Halting, Intuition, Heuristics, and Action: Alan Turing and the Theoretical Constraints on AI-Lawyering, 5 Savannah L. Rev. 133 (2018).
This is a reflection on the relationship of lawyering and artificial intelligence. Its goal is a better understanding of the theoretical constraints of the latter. The first part is an assessment of one particular and crucially important aspect in the theory of machine thinking – determining if the program being run will reach a conclusion. This is known as the “Halting Problem.” One question at the far reaches of AI capability is whether any physical machine presently conceivable could always, on its own, for every possible program, determine whether the program will ultimately generate an answer. The essence of the Halting Problem is that the answer to that specific question is “no.” Hence, unless a human programs the machine to decide it short of a final answer being generated, the machine won’t itself be able to decide whether it had thought enough and it was time to fish or cut bait. The second part is a philosophical reflection on what it means to decide something as opposed merely to think about it. Humans don’t have a Halting Problem.

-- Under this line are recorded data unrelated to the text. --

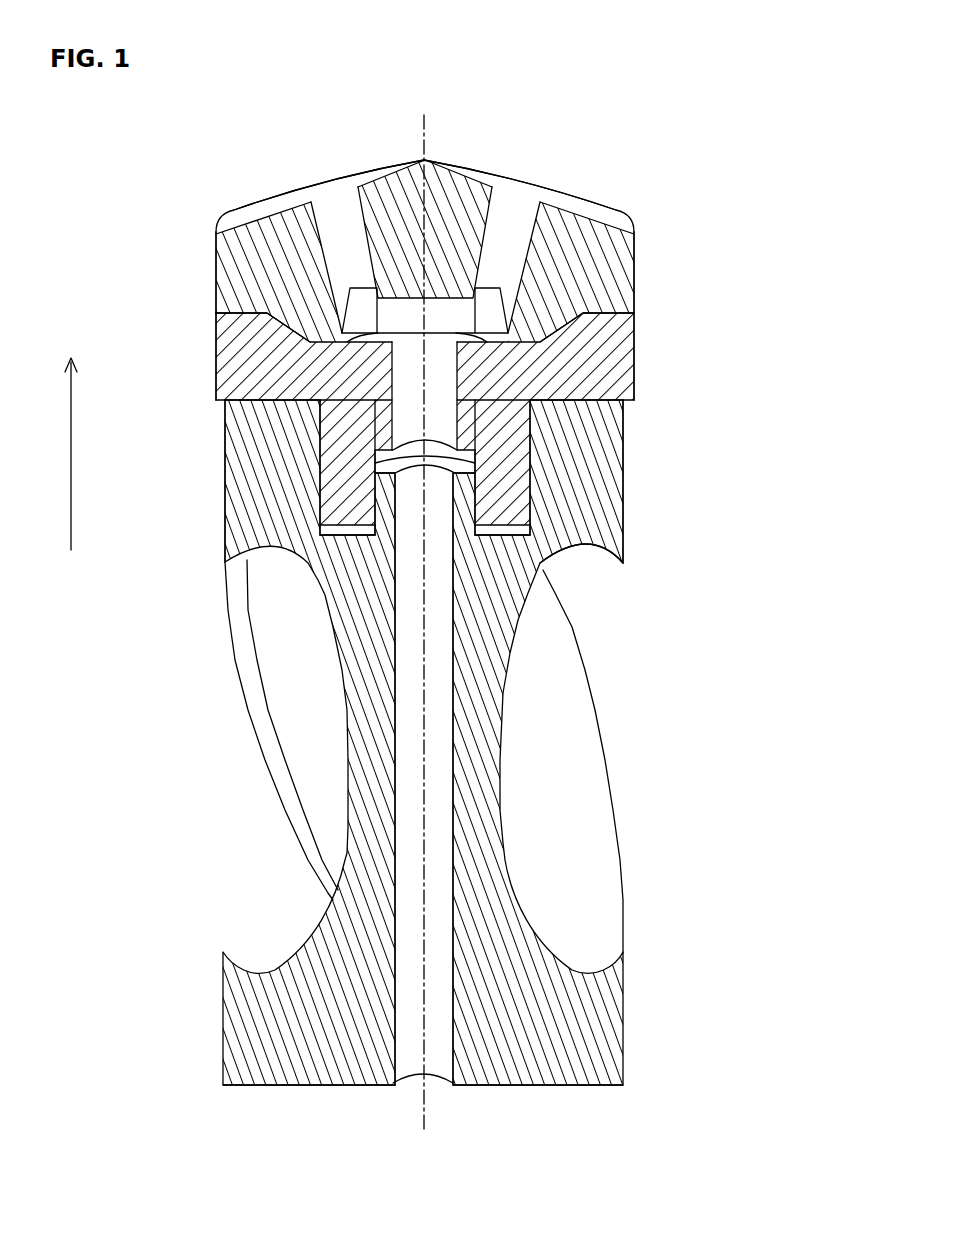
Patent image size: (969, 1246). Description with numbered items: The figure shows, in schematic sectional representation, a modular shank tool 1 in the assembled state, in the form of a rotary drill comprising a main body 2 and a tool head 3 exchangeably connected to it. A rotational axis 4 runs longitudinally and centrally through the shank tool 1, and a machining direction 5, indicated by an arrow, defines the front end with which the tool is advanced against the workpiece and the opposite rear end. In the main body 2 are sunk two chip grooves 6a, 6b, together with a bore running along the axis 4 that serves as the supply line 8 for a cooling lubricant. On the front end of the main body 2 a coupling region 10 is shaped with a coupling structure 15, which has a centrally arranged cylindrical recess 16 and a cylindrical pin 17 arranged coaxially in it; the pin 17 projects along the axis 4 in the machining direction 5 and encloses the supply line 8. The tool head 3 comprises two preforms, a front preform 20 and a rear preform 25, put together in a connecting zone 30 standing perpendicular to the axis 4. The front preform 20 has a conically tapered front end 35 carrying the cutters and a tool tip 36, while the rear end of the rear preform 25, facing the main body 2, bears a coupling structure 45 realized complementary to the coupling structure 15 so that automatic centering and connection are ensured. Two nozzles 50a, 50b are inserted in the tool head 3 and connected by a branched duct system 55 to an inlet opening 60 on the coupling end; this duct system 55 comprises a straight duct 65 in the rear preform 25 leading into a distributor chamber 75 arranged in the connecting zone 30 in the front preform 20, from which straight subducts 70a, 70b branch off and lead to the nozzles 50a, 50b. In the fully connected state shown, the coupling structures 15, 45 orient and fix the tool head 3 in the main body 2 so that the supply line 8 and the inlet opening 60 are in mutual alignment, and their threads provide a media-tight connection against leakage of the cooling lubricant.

The modular shank tool 1 is at (712, 92).
The main body 2 is at (627, 537).
The tool head 3 is at (590, 200).
The axis 4 is at (427, 135).
The machining direction 5 is at (71, 442).
The chip groove 6a is at (315, 725).
The chip groove 6b is at (570, 712).
The supply line 8 is at (437, 1057).
The coupling region 10 is at (648, 442).
The coupling structure 15 is at (545, 572).
The cylindrical recess 16 is at (375, 538).
The cylindrical pin 17 is at (387, 503).
The front preform 20 is at (635, 257).
The rear preform 25 is at (635, 367).
The connecting zone 30 is at (585, 300).
The front end 35 is at (465, 135).
The tool tip 36 is at (425, 160).
The coupling structure 45 is at (513, 505).
The nozzle 50a is at (330, 220).
The nozzle 50b is at (510, 205).
The branched duct system 55 is at (410, 370).
The inlet opening 60 is at (422, 437).
The straight duct 65 is at (410, 395).
The subduct 70a is at (317, 192).
The subduct 70b is at (545, 198).
The distributor chamber 75 is at (400, 323).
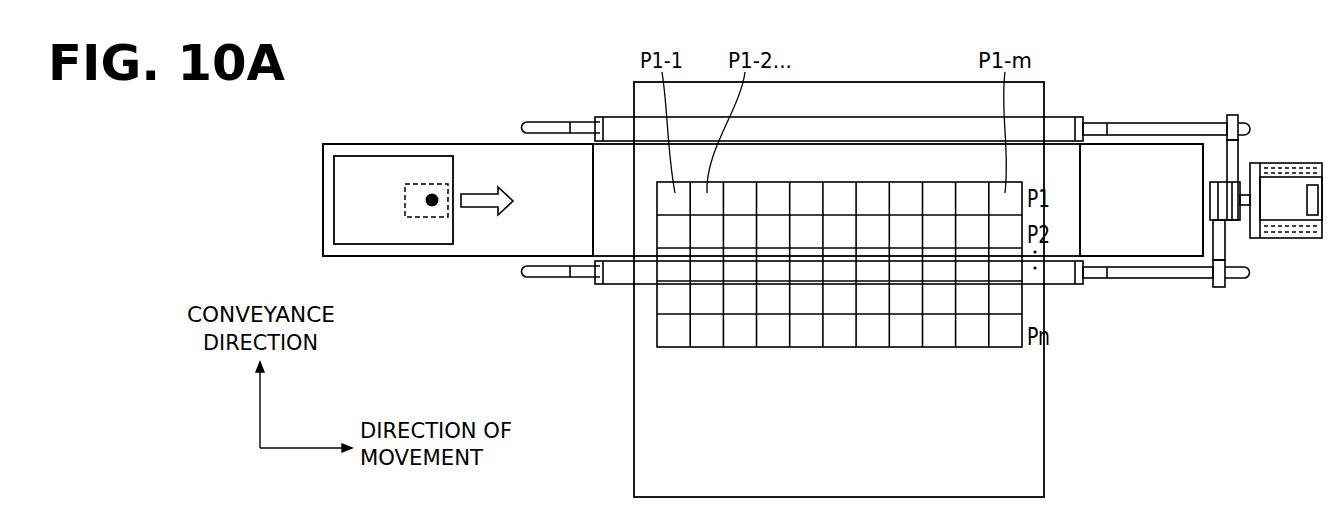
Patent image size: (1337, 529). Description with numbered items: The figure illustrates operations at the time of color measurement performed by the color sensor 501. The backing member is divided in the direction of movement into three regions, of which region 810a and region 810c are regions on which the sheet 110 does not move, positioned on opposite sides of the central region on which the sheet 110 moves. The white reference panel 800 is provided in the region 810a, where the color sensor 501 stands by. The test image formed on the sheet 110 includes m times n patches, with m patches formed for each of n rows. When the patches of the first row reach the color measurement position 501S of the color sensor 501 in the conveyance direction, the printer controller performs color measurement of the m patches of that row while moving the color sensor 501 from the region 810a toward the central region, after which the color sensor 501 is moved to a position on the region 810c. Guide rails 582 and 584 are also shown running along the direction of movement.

The sheet 110 is at (1023, 463).
The color sensor 501 is at (358, 215).
The color measurement position 501S is at (432, 207).
The white reference panel 800 is at (415, 187).
The region 810a is at (488, 243).
The region 810c is at (1148, 238).
The guide rail 582 is at (1058, 281).
The guide rail 584 is at (617, 125).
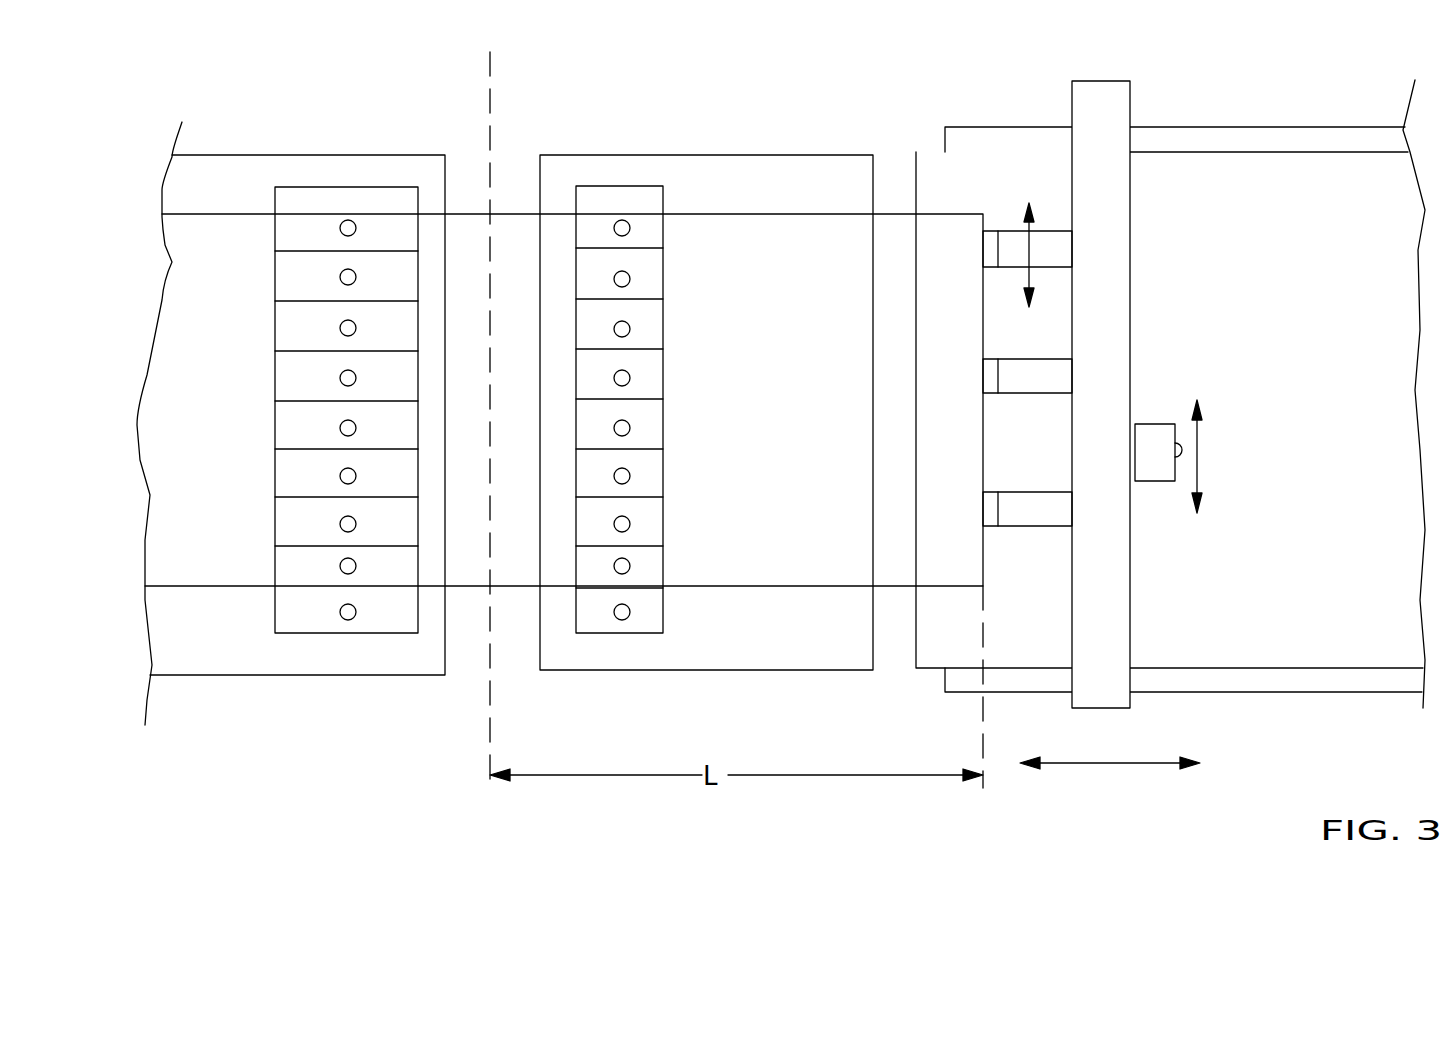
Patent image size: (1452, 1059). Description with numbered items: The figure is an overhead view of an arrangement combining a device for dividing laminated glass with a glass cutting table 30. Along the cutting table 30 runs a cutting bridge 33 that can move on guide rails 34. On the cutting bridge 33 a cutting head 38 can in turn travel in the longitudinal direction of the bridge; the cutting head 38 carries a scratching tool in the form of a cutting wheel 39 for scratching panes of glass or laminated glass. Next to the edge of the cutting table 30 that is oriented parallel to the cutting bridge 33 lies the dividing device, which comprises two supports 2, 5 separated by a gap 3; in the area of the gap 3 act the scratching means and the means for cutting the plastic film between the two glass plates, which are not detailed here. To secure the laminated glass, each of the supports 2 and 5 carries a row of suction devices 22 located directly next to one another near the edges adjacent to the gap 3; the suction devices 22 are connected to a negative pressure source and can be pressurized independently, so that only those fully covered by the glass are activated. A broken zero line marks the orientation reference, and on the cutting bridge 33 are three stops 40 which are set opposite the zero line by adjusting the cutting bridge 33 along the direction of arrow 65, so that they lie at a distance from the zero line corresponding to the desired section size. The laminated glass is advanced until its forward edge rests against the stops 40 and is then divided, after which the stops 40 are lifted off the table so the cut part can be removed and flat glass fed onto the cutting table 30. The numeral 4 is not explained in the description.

The support 2 is at (780, 178).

Even if they think as logically and formally as a machine, they also act. The thesis is that humans seem always in the case of every problem to be able to stop thinking and start doing, even if they don’t know whether the thinking is or will ever be complete. The third part is an assessment of what a law school of the future ought to look like, given this moderate view of the interaction between thinking machines and deciding humans.
*An online version of the article can be found at the Stanford Journal of Blockchain Law & Policy.